Добавить в цитаты Настройки чтения

Страница 1 из 1



Василий Аксенов

Рыжий с того двора

Посвящается братьям Яковлевым,

Борису Майофису,

Славе Ульриху,

Сергею Холмскому,

Рустему Кутую,

Эрику Дибаю,

а также Рыжему с того двора.

Ловко или неловко я вошел тогда в ресторан – не знаю. Скорее всего, опять спасовал под взглядами завсегдатаев. Да-да, сейчас я вспоминаю: кажется, было короткое чувство позора. Это был привычный, маленький позор – следствие моей рассеянности. Почти всегда я забываю о правилах игры перед входом в этот ресторан и вхожу всегда не так, как мне подобает туда входить, не то что незаконно, но не в своей роли, и выгляжу нелепо, конечно.

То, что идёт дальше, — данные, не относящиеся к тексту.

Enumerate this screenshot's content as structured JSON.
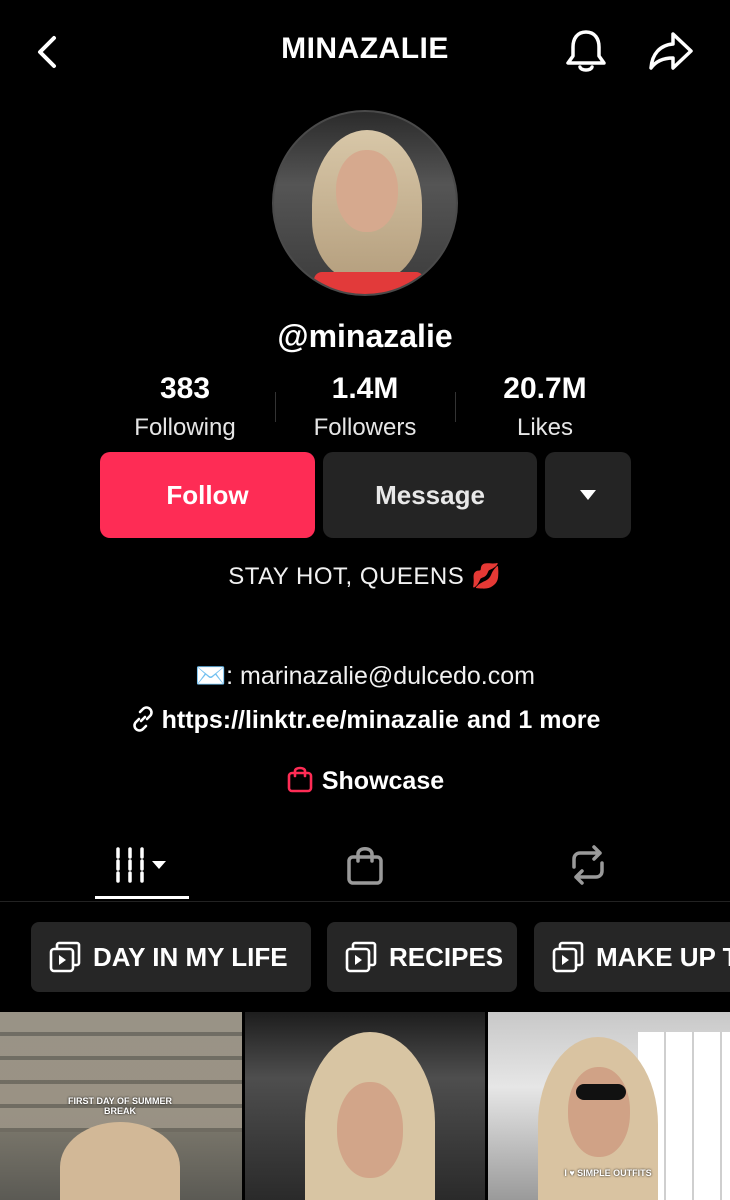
{
  "header": {
    "title": "MINAZALIE",
    "back_icon": "chevron-left-icon",
    "bell_icon": "bell-icon",
    "share_icon": "share-arrow-icon"
  },
  "profile": {
    "username": "@minazalie",
    "stats": [
      {
        "value": "383",
        "label": "Following"
      },
      {
        "value": "1.4M",
        "label": "Followers"
      },
      {
        "value": "20.7M",
        "label": "Likes"
      }
    ],
    "buttons": {
      "follow": "Follow",
      "message": "Message"
    },
    "bio": "STAY HOT, QUEENS 💋",
    "email": "✉️: marinazalie@dulcedo.com",
    "link": "https://linktr.ee/minazalie",
    "link_more": "and 1 more",
    "showcase": "Showcase"
  },
  "tabs": [
    {
      "icon": "videos-grid-icon"
    },
    {
      "icon": "shopping-bag-icon"
    },
    {
      "icon": "repost-icon"
    }
  ],
  "playlists": [
    {
      "label": "DAY IN MY LIFE"
    },
    {
      "label": "RECIPES"
    },
    {
      "label": "MAKE UP T"
    }
  ],
  "thumbnails": [
    {
      "caption": "FIRST DAY OF SUMMER BREAK"
    },
    {
      "caption": ""
    },
    {
      "caption": "I ♥ SIMPLE OUTFITS"
    }
  ],
  "colors": {
    "background": "#000000",
    "follow_button": "#fe2c55",
    "secondary_button": "#242424"
  }
}
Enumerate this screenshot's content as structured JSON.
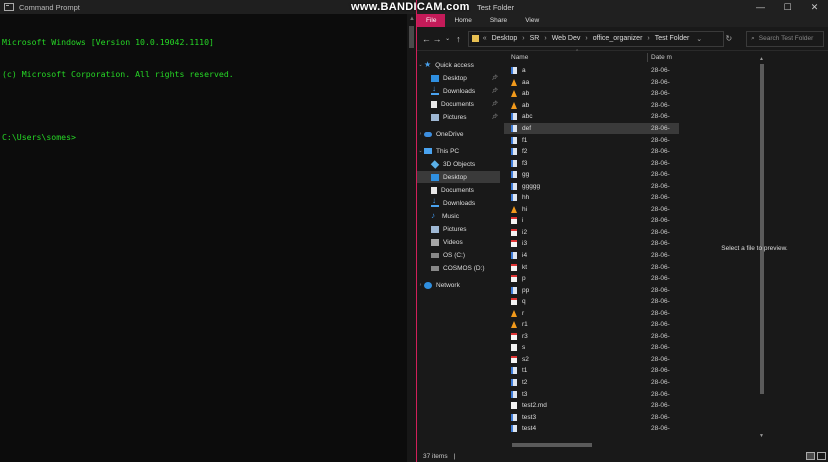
{
  "cmd": {
    "title": "Command Prompt",
    "lines": [
      "Microsoft Windows [Version 10.0.19042.1110]",
      "(c) Microsoft Corporation. All rights reserved.",
      "",
      "C:\\Users\\somes>"
    ],
    "text_color": "#26d826"
  },
  "watermark": "www.BANDICAM.com",
  "explorer": {
    "title": "Test Folder",
    "window_controls": [
      "—",
      "☐",
      "✕"
    ],
    "ribbon_tabs": [
      "File",
      "Home",
      "Share",
      "View"
    ],
    "accent": "#c41b59",
    "breadcrumb": [
      "Desktop",
      "SR",
      "Web Dev",
      "office_organizer",
      "Test Folder"
    ],
    "search_placeholder": "Search Test Folder",
    "nav": {
      "quick_access": "Quick access",
      "qa_items": [
        "Desktop",
        "Downloads",
        "Documents",
        "Pictures"
      ],
      "onedrive": "OneDrive",
      "this_pc": "This PC",
      "pc_items": [
        "3D Objects",
        "Desktop",
        "Documents",
        "Downloads",
        "Music",
        "Pictures",
        "Videos",
        "OS (C:)",
        "COSMOS (D:)"
      ],
      "network": "Network"
    },
    "columns": {
      "name": "Name",
      "date": "Date m"
    },
    "files": [
      {
        "name": "a",
        "type": "txt"
      },
      {
        "name": "aa",
        "type": "vlc"
      },
      {
        "name": "ab",
        "type": "vlc"
      },
      {
        "name": "ab",
        "type": "vlc"
      },
      {
        "name": "abc",
        "type": "txt"
      },
      {
        "name": "def",
        "type": "txt"
      },
      {
        "name": "f1",
        "type": "txt"
      },
      {
        "name": "f2",
        "type": "txt"
      },
      {
        "name": "f3",
        "type": "txt"
      },
      {
        "name": "gg",
        "type": "txt"
      },
      {
        "name": "ggggg",
        "type": "txt"
      },
      {
        "name": "hh",
        "type": "txt"
      },
      {
        "name": "hi",
        "type": "vlc"
      },
      {
        "name": "i",
        "type": "pdf"
      },
      {
        "name": "i2",
        "type": "pdf"
      },
      {
        "name": "i3",
        "type": "pdf"
      },
      {
        "name": "i4",
        "type": "txt"
      },
      {
        "name": "kt",
        "type": "pdf"
      },
      {
        "name": "p",
        "type": "pdf"
      },
      {
        "name": "pp",
        "type": "txt"
      },
      {
        "name": "q",
        "type": "pdf"
      },
      {
        "name": "r",
        "type": "vlc"
      },
      {
        "name": "r1",
        "type": "vlc"
      },
      {
        "name": "r3",
        "type": "pdf"
      },
      {
        "name": "s",
        "type": "blank"
      },
      {
        "name": "s2",
        "type": "pdf"
      },
      {
        "name": "t1",
        "type": "txt"
      },
      {
        "name": "t2",
        "type": "txt"
      },
      {
        "name": "t3",
        "type": "txt"
      },
      {
        "name": "test2.md",
        "type": "blank"
      },
      {
        "name": "test3",
        "type": "txt"
      },
      {
        "name": "test4",
        "type": "txt"
      }
    ],
    "date_prefix": "28-06-",
    "selected_file": "def",
    "preview_text": "Select a file to preview.",
    "status": {
      "count": "37 items",
      "sep": "|"
    }
  }
}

Итак, опять я вошел в ресторан, думая о чем-то нересторанном, и только в середине Дубового зала, попав в переплет взглядов, засмущался, засуетился, желая быстрей где-нибудь приткнуться. Вдруг мне сразу повезло: освободился столик в углу, и я его занял, прикрыв таким образом правую часть своего тела.

Правая часть тела сразу погрузилась в бесконтрольное блаженство, а левая напряглась, уже вступая в игру, изображая небрежность, томность, усталость, иронию. Мне здесь полагалось выглядеть вот каким: лицо у меня должно быть изнуренное, а движения вялые, но значительные. Если я буду таким, кто-нибудь сочувственно спросит: «Что, старик, перебрал вчера?» – и на этом все успокоятся: дело ясное и понятное каждому – перебрал вчера старичок. Если же я буду каким-нибудь иным, тогда обязательно спросят: чего такой мрачный? Вопрос этот неизбежен, если я буду каким-то другим, и неизбежна следующая прямо за этим вопросом короткая вспышка бешенства, впрочем ничем не проявляемая внешне. Две минуты я посидел один, а потом подошел Юра Позументщиков.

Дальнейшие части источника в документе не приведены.